In 1976, Arizona reporter Don Bolles was killed by a car bomb because he was investigating crimes by the Mafia,
The public is FINALLY starting to lose patience with police brutality, and the cop who recently pepper sprayed the black Army officer in his car was quickly fired.
Then there's Minneapolis.
While the Derek Chauvin trial was still going on, an unarmed black man in Brooklyn Center was shot and killed by a veteran officer who somehow "accidentally" sot him.
Naturally, people are going to take to the streets to protest - and the police are not impressed.
Tim Walz, the governor of Minnesota, on Sunday responded to reports that the state’s police officers had assaulted journalists covering the unrest in a Minneapolis suburb, saying, “Apologies are not enough; it just cannot happen.”

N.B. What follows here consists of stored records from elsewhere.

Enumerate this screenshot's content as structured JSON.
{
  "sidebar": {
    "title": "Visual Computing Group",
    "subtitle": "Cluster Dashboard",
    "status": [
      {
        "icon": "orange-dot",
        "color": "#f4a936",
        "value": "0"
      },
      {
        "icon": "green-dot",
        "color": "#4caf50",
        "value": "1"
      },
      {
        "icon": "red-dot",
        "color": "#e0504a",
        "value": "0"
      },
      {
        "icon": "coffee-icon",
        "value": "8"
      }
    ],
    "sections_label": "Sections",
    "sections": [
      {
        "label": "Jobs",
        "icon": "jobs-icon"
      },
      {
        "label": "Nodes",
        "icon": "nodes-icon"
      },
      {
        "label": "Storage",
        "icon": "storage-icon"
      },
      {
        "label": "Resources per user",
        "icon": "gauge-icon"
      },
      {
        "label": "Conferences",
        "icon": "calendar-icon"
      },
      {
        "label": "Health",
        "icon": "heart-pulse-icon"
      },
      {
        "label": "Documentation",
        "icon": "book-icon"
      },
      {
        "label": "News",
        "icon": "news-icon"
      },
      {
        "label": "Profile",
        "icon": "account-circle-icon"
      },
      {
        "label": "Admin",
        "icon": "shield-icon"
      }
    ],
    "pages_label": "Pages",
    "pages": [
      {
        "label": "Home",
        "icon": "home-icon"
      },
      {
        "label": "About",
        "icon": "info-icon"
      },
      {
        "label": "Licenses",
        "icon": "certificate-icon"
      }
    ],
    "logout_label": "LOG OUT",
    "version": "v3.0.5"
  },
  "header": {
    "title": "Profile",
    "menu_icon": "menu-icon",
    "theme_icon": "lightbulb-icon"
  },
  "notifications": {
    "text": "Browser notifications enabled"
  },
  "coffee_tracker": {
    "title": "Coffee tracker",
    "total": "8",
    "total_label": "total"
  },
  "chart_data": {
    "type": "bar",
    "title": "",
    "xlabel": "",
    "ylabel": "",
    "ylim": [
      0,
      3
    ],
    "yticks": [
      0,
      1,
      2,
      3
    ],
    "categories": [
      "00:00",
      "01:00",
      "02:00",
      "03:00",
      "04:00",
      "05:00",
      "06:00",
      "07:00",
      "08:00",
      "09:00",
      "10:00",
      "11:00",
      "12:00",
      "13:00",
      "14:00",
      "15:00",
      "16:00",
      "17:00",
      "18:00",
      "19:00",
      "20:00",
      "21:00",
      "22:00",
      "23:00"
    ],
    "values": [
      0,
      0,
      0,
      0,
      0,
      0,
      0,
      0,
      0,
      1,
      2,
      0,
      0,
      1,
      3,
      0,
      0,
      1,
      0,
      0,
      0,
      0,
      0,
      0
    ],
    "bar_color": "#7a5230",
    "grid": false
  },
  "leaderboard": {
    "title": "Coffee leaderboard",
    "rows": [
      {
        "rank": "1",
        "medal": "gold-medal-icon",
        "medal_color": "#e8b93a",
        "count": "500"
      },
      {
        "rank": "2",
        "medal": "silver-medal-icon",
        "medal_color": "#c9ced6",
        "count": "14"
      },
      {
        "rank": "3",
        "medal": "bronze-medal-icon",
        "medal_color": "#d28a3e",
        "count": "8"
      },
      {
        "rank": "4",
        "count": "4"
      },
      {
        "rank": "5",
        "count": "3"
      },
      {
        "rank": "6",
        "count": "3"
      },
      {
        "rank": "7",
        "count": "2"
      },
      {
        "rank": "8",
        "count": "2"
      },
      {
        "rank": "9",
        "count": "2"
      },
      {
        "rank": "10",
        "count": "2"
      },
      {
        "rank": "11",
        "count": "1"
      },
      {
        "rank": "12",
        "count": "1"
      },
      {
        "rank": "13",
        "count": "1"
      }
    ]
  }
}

On Saturday, a lawyer representing more than 20 news media organizations sent a letter to Mr. Walz and leaders of Minnesota law enforcement organizations detailing a series of alleged assaults of journalists by police officers in the past week. Journalists have been sprayed with chemical irritants, arrested, thrown to the ground and beaten by police officers while covering protests, wrote the lawyer, Leita Walker.
Joshua Rashaad McFadden, a freelance photographer who was covering the protests for The Times, said in an interview on Sunday that the police surrounded the car he was in on Tuesday as he tried to leave the protests. They beat on the windows with batons, then entered the car to force him out, beating his legs and striking his camera lens, he said.
On Friday, a federal judge issued a temporary restraining order forbidding the police to use physical force or chemical agents against journalists. But Ms. Walker wrote that officers were still engaging in “widespread intimidation, violence and other misconduct directed at journalists.”
Mr. Walz said in a tweet on Saturday that he had “directed our law enforcement partners to make changes that will help ensure journalists do not face barriers to doing their jobs.”
“These are volatile situations and that’s not an excuse,” he said during the television interview on Sunday. “It’s an understanding that we need to continue to get better.